Maybe it was the two bags of Halloween candy that Adam and I devoured last night since we didn’t get even ONE trick or treater, maybe it’s been how poorly I’ve been sleeping, perhaps it’s karmic retribution for sins from a past life, but whatever the cause, when I woke up this morning there it was. Stuffy nose, sinus pain, phlegm-y throat, achey joints.
So this is what I’ve been doing, I’m in full-on cold-busting mode:
1. Neti pot…NETI POT! If you’ve never heard of this, a Neti pot is like a little teapot that you fill with salt water and then pour into one nostril and it comes out the other. It doesn’t hurt, it feels quite nice actually and I do this several times a week normally but if you ever get any type of sinus pain OR in case of a cold this needs to be ramped up to twice a day at LEAST. So much better than blowing your nose (which just causes more pressure) and way less kleenex too.
2. Magic Tea. Whenever I feel a cold coming on I boil a pot of water, add grated ginger, honey, cayenne pepper and lemon wedges. I drink this constantly throughout the day, I think the ginger and cayenne help with sinus stuff and the honey and lemon soothes your throat.
I also eliminate all dairy and eat very sparingly. I don’t know if there’s any science behind this but I figure that the less energy your body has to put towards digesting food, the more that can be focused on fighting bad guys, yes?
I watched The Magic School bus guys, I know how this shit works.
3. REST! Call in sick. I’m not taking my own advice on this today because I scheduled some outreach work with a kid that I really don’t want to miss, but if this was a normal workday I would be on that phone saying “No deal!”.
Do this at the beginning of your illness, rather than waiting until you’re horking and hacking all over the entire office please. You’ll get better faster.
4. Start collecting points. With your spouse I mean. Mine has a low tolerance for whining (bullshit, I know) so when I feel a cold coming on and I know that I am going to want pampering I have to plan my attack strategically. While I’m still feeling somewhat copacetic I do a few easy but noticeably nice things, like Adam’s laundry, or taking out the garbage which is normally his job. And for the first day or so of my convalescence I say nothing – NOTHING! No whining, no moaning about how sick I feel, no requests for sympathy back rubs. We all know day three is the worst and you’re going to need the sympathy then, not now when you feel okay but you just don’t want to go to the kitchen yourself.
“What?!” you say, “In a caring, loving relationship shouldn’t your partner just take care of you because they love you and want you to feel better?” Yes. But, dear (presumably) single person, this doesn’t always happen. Marriage is a cruel game of tit for tat and if you’re not keeping score HOW WILL YOU KNOW IF YOU’RE WINNING?

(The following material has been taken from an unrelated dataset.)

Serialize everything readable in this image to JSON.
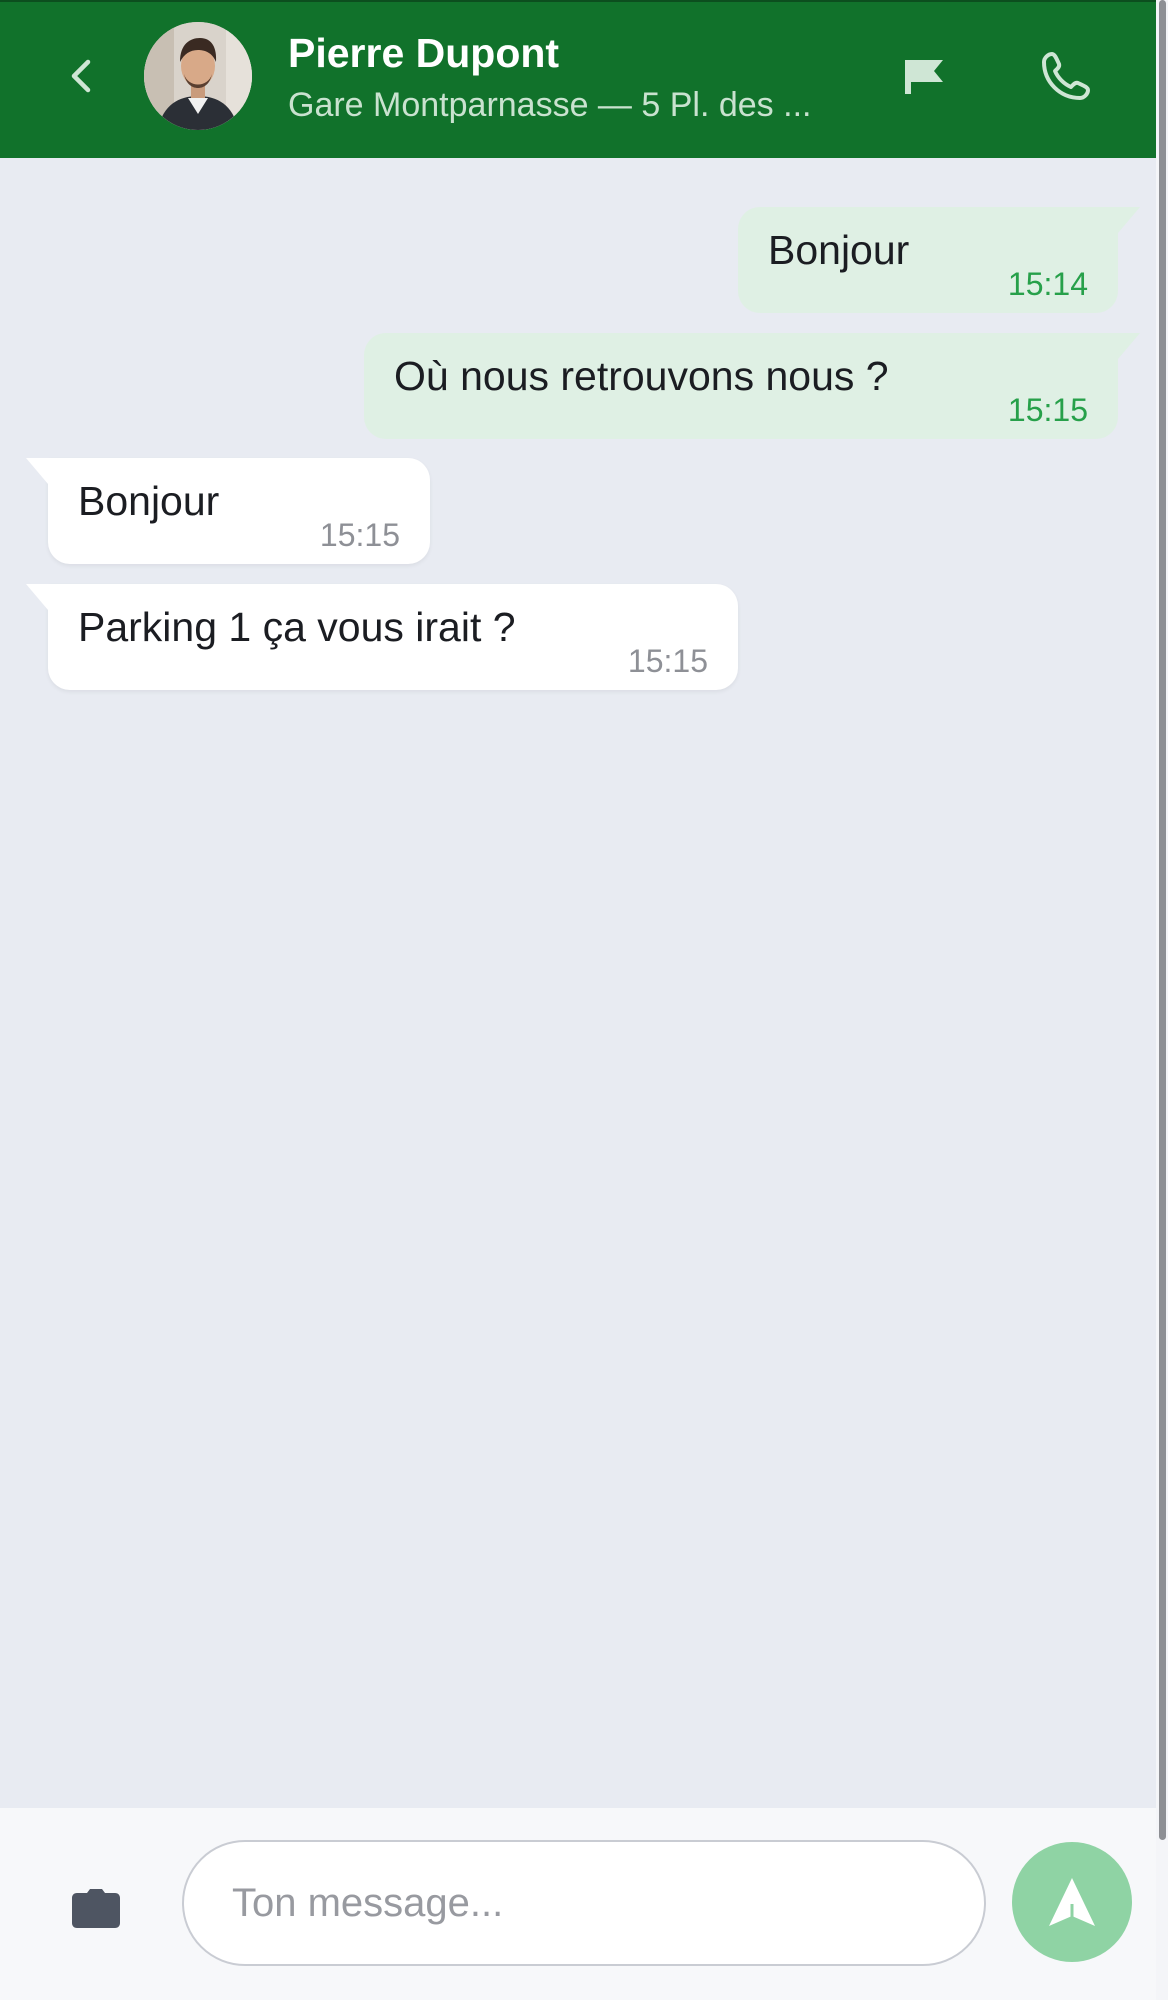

Also, spouses are like dogs, if they sense weakness they could POUNCE! (Do dogs pounce? Maybe it’s cats I’m thinking about…but wait, do cats sense weakness? Whatever, guys I’m SICK, remember? I’m allowed to mix metaphors).
FOR EXAMPLE: Adam threw his back out a few years ago. As he was shuffling to the kitchen one night to get a drink of water I hid in our closet and when he walked by I jumped out and screamed “BOO!” and he fell to the ground like a rigid plank, screaming and writhing in pain and, dear readers, I COULD NOT stop laughing.
It was the best thing that has ever happened to me! I am laughing right now just remembering it. Oh man was that awesome!
Basically what I’m saying is that if you don’t rack up some nice-points before exposing yourself in your most vulnerable state, you could be leaving yourself open to fuckery like that. But you’ll also be creating some amazing memories that your spouse will be laughing about for literally years to come.
(Seriously, the look on his face and the way his voice got so shrill… I do not have words. I had to wait fifteen minutes before helping him up because I couldn’t stop laughing and I also kind of thought if I got within arm’s reach he might strangle me)
Anyway ME. I’M sick – direct your pity THIS WAY please!